Apr 2, 2020 6:20pm
You know that whole hourglass thing? The race against time, where you feel like every second matters. You begin utilizing time differently. Seconds are spliced into bits and pieces and then your mind does these weird things, like tricking you into thinking you’ll spontaneously combust if you don’t have the answer, or the task completed. This is how I’ve felt over the past month, waking up each morning to find the outbreak hitting the West coast first, then the East, then Cuyahoga county, then Ohio. In my profession, I’ve gone from thinking I’ve seen just about everything to simply and brutally asking, “have I done enough before this thing hits?”
Some may argue, vehemently, that I’ve failed them. Yet some thank me in the hallways for keeping the doors of my family’s business open. Opposites of a struggle where everyone feels as if any measure is too late. People rally around a common enemy when it is seen. But this? This is like a black snake in the water at night. You only become afraid after its brushed past your leg, and you realize you’re too many strokes from shore to stave your fear. We’re learning about this virus as we go, without much guidance other than to stay 6 feet away from each other and to kill any-and-all germs. Healthy people are needed to perpetuate our culture, which is, let’s face it, about making money and not actual culture.
I’ve found myself finding any excuse to sneak away, alone, so that I can read the bad news on my phone. As if the device itself would suddenly give me the one line I crave: “it’s all just a hoax.” Except it’s only more of the same, every time.
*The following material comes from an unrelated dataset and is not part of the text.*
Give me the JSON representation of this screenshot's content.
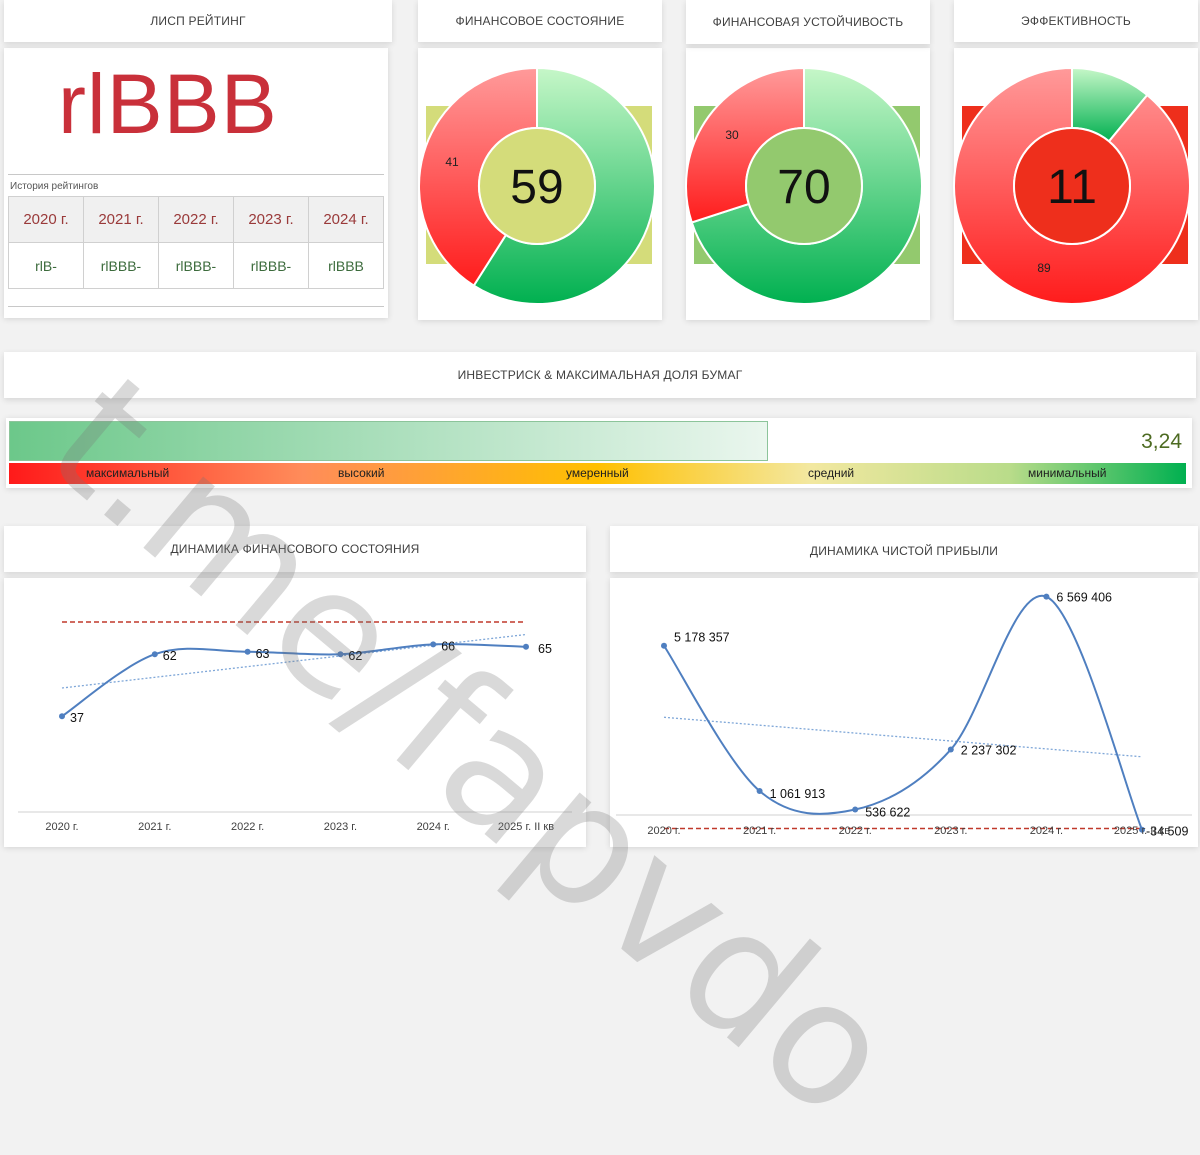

More infected, more dead, no supplies. Stay at home, but you’re free to order carryout and go to work under 8-million exemptions. I’ve come home from work over the past month and sat at the dinner table, mindlessly eating my food, hoping that by doing the same thing over and over again, I’m squeezing something, anything, out of nothing.
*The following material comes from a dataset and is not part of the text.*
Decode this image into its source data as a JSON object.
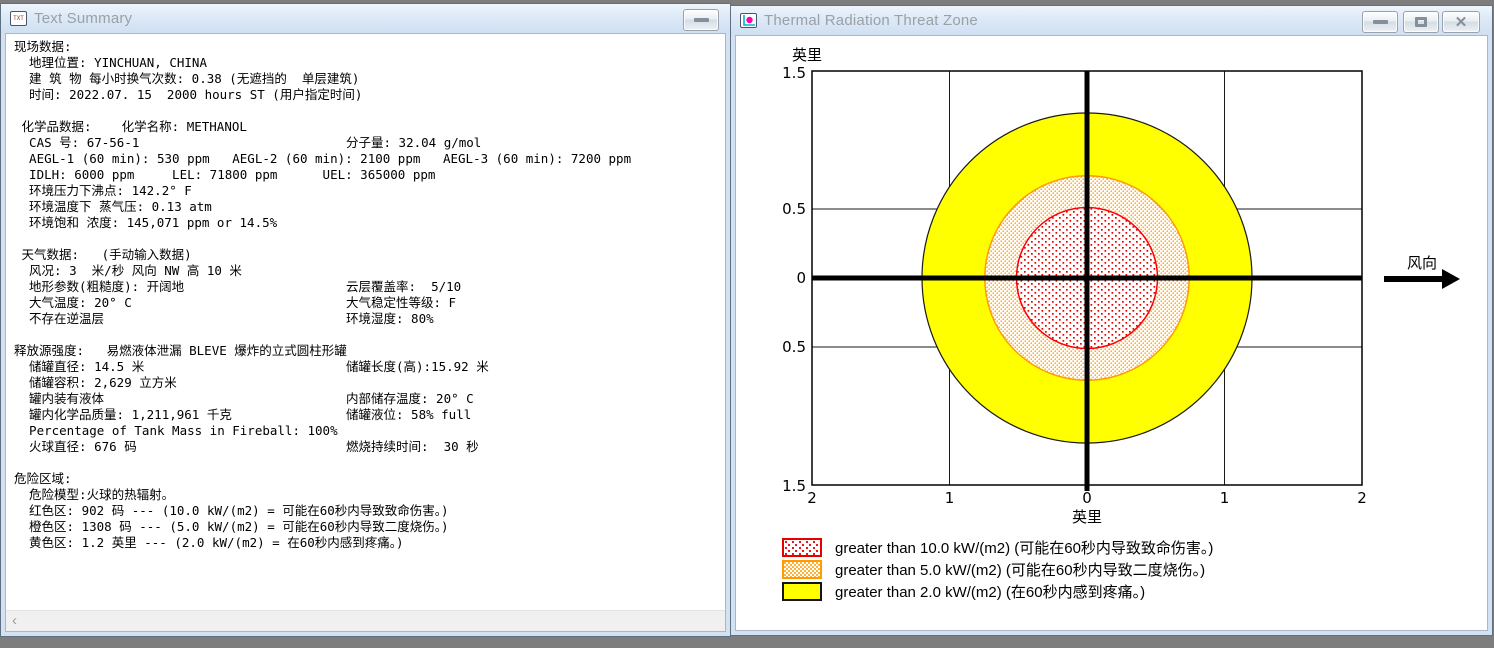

I was out my woods the other day. Winds were 50-60 miles per hour, and this massive black cherry came down just yards ahead of me. It was a glorious way to go out for a tree, just the way it gave itself to the wind. The virus is even taking my trees, I felt. The trunk had lodged into the joint of another tree, and then squirrels soon began to run back and forth, transferring their hoards from one hiding place to the next. That fast, the tree had given itself to the forest. To life. Even in death there is a purpose. But I still didn’t want to die, and I still don’t now.
Americans like having a purpose. Having shit to do. They like their luxurious cars, and Netflix. The superiority of our preferences is sacro-sanct. Our routines and beliefs, which, though polarized, offer comfort against what lies deeply within us, and that which we keep ignoring. COVID-19 is forcing us to reckon with the dark and crawling shadows within us. I see my colleagues at work as they grapple with it. They go through the stages of grief each day. I go through the stages with them.
This can’t be real. Can it be? Is it? It is... We bargain for reassurances from one another. Then the conference room falls silent yet again until one of us says, "but seriously, this just isn't true..."
Perhaps we won’t have as much money when we come out on the other side of this thing, but then again, we may not even have our way of life. Nothing is assured. Nor are our lives. I have made friends, both religious and of other schools of thought, and they all agree to some extent, that what we are faced with presently, is a battle of unseen measure, which will force us inward before we can outwardly transcend the present. Heavy.
None of this changes the fact that this thing is coming, for us all. And so, even though I don’t like to think about it, I’ve been forced to picture that tree, and the way it shook the ground beneath me as I watched it fall. It was a beautiful sensory experience, almost as if the wind muted itself and I was able to feel it give way. All for me...a private moment with God. But it still didn't change the fact that I was scared then. And sacred now. But, whatever came of great people or things hadn’t they been scared out of their gourds?